Der Mond ist zwar der nächste Nachbar der Erde, das Wissen über den Trabanten ist aber immer noch lückenhaft. Das wollen auch heimische Forscher ändern. Die geplante deutsche Mondmission würde ersten Berechnungen zufolge etwa 300 Millionen Euro kosten.

HB POTSDAM. Eine deutsche Expedition zum Mond könnte schon 2012 starten, also ein Jahr früher als bisher vorgesehen, sagte Ralf Jaumann, Vize-Direktor des Deutschen Zentrums für Luft- und Raumfahrt, am Rande einer Weltraumkonferenz mit 500 Planetenforschern aus aller Welt in Potsdam.
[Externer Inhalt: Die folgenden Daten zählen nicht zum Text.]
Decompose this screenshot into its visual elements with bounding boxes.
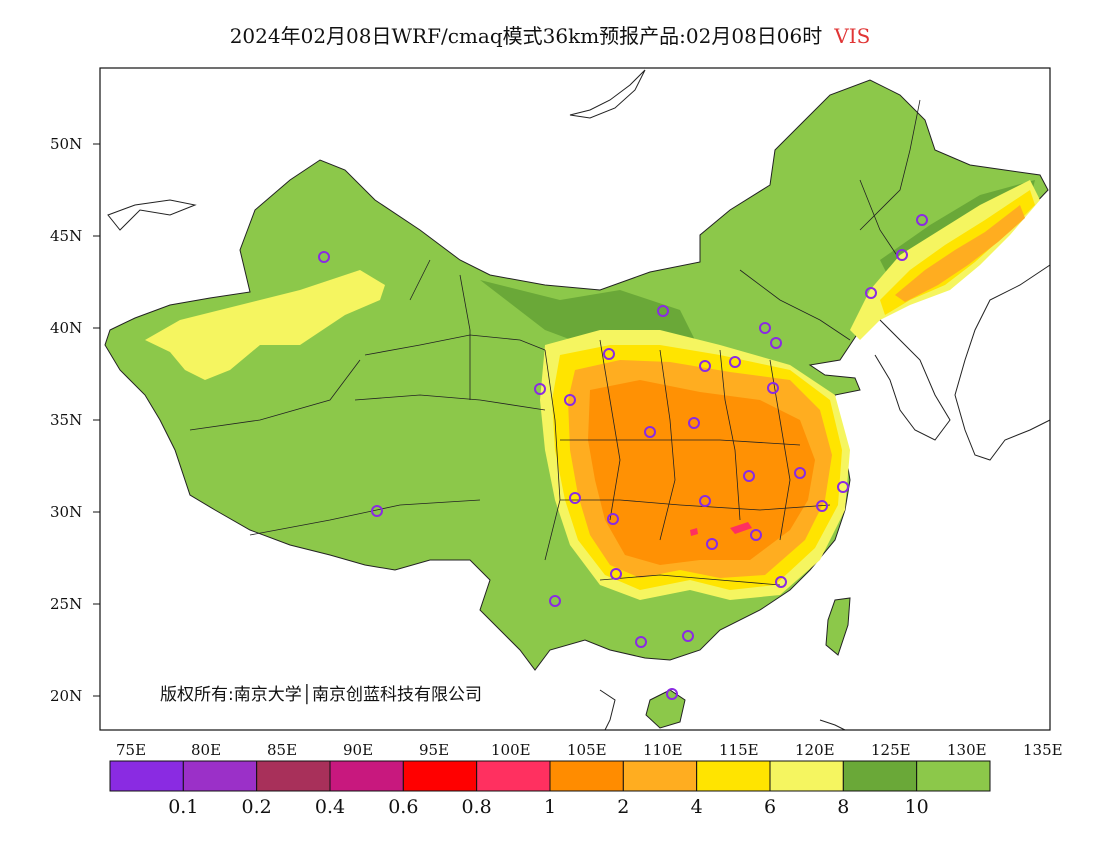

Anfang nächsten Jahres werde das Projekt der Bundesregierung zur Finanzierung vorgelegt. Seit einem Jahr laufen die Planungen.

Für die erste deutsche Mondmission sollen zwei Satelliten vier Jahre lang um den Erdtrabanten kreisen und seine Oberfläche, seine Anziehungskraft und sein Magnetfeld analysieren. Es wäre der erste Flug eines deutschen Raumschiffs zu einem Himmelskörper, betonte Jaumann, der die Pläne an diesem Mittwoch auf dem Potsdamer Planetenforscherkongress vorstellen will. Bislang beteiligt sich Deutschland vor allem an internationalen Raumfahrt-Kooperationen.

„Der Mond ist 30 Jahre lang vernachlässigt worden“, sagte der Planetenforschers Jaumann in Potsdam. Die US-amerikanischen „Apollo“-Mondlandungen hätten besonders politische und weniger wissenschaftliche Ziele gehabt. „Noch immer wissen wir nur wenig über den Mond - das soll sich ändern“, betonte er. Das deutsche Vorhaben würde nach seinen Worten wichtige Erkenntnisse über die Geschichte der Planeten in den vergangenen 4,5 Mrd. Jahren ermöglichen. Außerdem wäre die Mission „die Eintrittskarte für weitere internationale Aktivitäten auf dem Mond“.

„Eine rein deutsche Expedition würde die Verhandlungsposition bei zukünftigen internationalen Weltraumprojekten stärken“, erläuterte Jaumann. Die Erkenntnisse könnten einer Anschlussexpedition dienen, bei der ein Lander auch Bodenproben auf dem Mond entnehmen könne.

Bis November wird nach DLR-Angaben eine Studie über die technische Machbarkeit erstellt, voraussichtlich im Frühjahr 2008 soll die Bundesregierung über das Projekt mit dem Arbeitstitel „Lunarer Explorations Orbiter“ entscheiden.